A Taiwanese farmer held a two-day dragon fruit sale in Taipei over the weekend to raise money for victims of the floods and landslide in western Japan.

Lin Ting-tsai, 65, said he harvested 1,380 kg of red dragon fruit at his farm in Yilan County in eastern Taiwan and decided to sell some of it for a good cause.

He said he would donate the money collected from the sale of 900 kg of the crop, the first of his four annual harvests, to the flood victims in Japan in light of the news reports on the disaster.

Lin said he estimated that the two-day sale could bring in between 100,000 and 120,000 new Taiwan dollars (¥364,000 to ¥439,000). The sale ended Sunday.

Lin began to grow organic red dragon fruit three years ago and organic kumquat about 10 years ago, in Yilan. His dragon fruit won third place in a quality contest in Yilan this year.
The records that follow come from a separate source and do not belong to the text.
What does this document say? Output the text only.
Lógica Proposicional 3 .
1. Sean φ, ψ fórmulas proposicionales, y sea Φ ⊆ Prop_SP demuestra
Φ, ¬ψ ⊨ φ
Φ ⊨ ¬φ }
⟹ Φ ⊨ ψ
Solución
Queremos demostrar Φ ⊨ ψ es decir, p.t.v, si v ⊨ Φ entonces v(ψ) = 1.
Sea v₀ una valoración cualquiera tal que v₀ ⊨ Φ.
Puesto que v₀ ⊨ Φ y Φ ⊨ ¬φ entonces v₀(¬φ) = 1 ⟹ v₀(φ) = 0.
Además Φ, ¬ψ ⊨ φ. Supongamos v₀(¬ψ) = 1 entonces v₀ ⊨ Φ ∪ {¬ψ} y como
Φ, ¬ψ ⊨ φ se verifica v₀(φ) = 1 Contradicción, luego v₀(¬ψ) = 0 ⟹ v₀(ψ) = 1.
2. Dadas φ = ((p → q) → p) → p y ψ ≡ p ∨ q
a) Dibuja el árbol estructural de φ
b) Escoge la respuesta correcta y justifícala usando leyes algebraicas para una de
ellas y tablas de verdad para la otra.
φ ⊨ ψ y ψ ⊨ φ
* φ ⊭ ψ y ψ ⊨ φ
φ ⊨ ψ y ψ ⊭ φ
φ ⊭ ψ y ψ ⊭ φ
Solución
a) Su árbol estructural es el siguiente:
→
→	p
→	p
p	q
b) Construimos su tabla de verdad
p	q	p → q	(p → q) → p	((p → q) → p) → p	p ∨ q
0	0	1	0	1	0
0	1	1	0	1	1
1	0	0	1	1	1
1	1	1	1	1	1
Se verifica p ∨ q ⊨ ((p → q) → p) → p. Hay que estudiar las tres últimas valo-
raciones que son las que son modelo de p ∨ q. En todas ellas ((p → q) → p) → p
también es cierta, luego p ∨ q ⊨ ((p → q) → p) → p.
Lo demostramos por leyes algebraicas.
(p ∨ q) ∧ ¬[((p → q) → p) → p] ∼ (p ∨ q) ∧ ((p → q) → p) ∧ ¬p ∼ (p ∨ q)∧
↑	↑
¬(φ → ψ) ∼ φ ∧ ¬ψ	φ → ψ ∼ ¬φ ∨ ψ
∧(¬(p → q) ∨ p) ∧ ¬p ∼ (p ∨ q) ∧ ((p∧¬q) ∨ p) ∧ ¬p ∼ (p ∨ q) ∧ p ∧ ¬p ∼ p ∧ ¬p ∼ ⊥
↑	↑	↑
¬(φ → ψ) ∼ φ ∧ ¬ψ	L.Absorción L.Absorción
He said when he was growing peaches, apples and pears in Taichung, central Taiwan, he took huge losses from a typhoon. This impressed on him how farmers live at the mercy of the elements and made him all the more willing to help others in need, he said.

Facilitating the sale at a weekend farmer’s market in downtown Taipei was Hu Jong-Im, new chief of the island nation’s Agriculture and Food Agency. Hu said he decided to help out after hearing from an old friend about Lin’s interest in raising money for the flood victims.

Hu noted how both Japan and Taiwan are prone to natural disasters like earthquakes and typhoons.

“Japan is our neighbor. We always help each other out when disasters strike,” he said, citing the assistance received from Japan after a devastating earthquake on Sept. 21, 1999, a powerful quake in Tainan in February 2016 and another that rattled Hualien in February this year.

“I hope the two-day sale will strengthen the friendship between Taiwan and Japan,” Hu said.

While Taiwan can export only white dragon fruit to Japan, Hu urged the Japanese government to allow imports of red dragon fruit.

The sale was also observed by Mitsuhiro Yokota, chief deputy representative of the Japan-Taiwan Exchange Association, Japan’s unofficial diplomatic mission in Taiwan.

Yokota said he has been touched by Taiwan’s responses. The first was Taiwan President Tsai Ing-wen’s encouraging Twitter messages, which were followed by a donation by Taiwan’s Foreign Ministry and the dragon fruit sale.

The weekend sale attracted many to Lin’s stand at the market, with people lining up to test juice, smoothies and ice pops made of dragon fruit.

Among them was a Japanese man who has been working in Taiwan for six years. The man, who withheld his name, said he was completely blown away by the Taiwanese people’s affection for Japan.

“It makes me examine myself whether I love my country as much as they do,” he said, shedding tears.

He said that he would very much like to see Japan and Taiwan establish diplomatic ties and that they should never give up trying.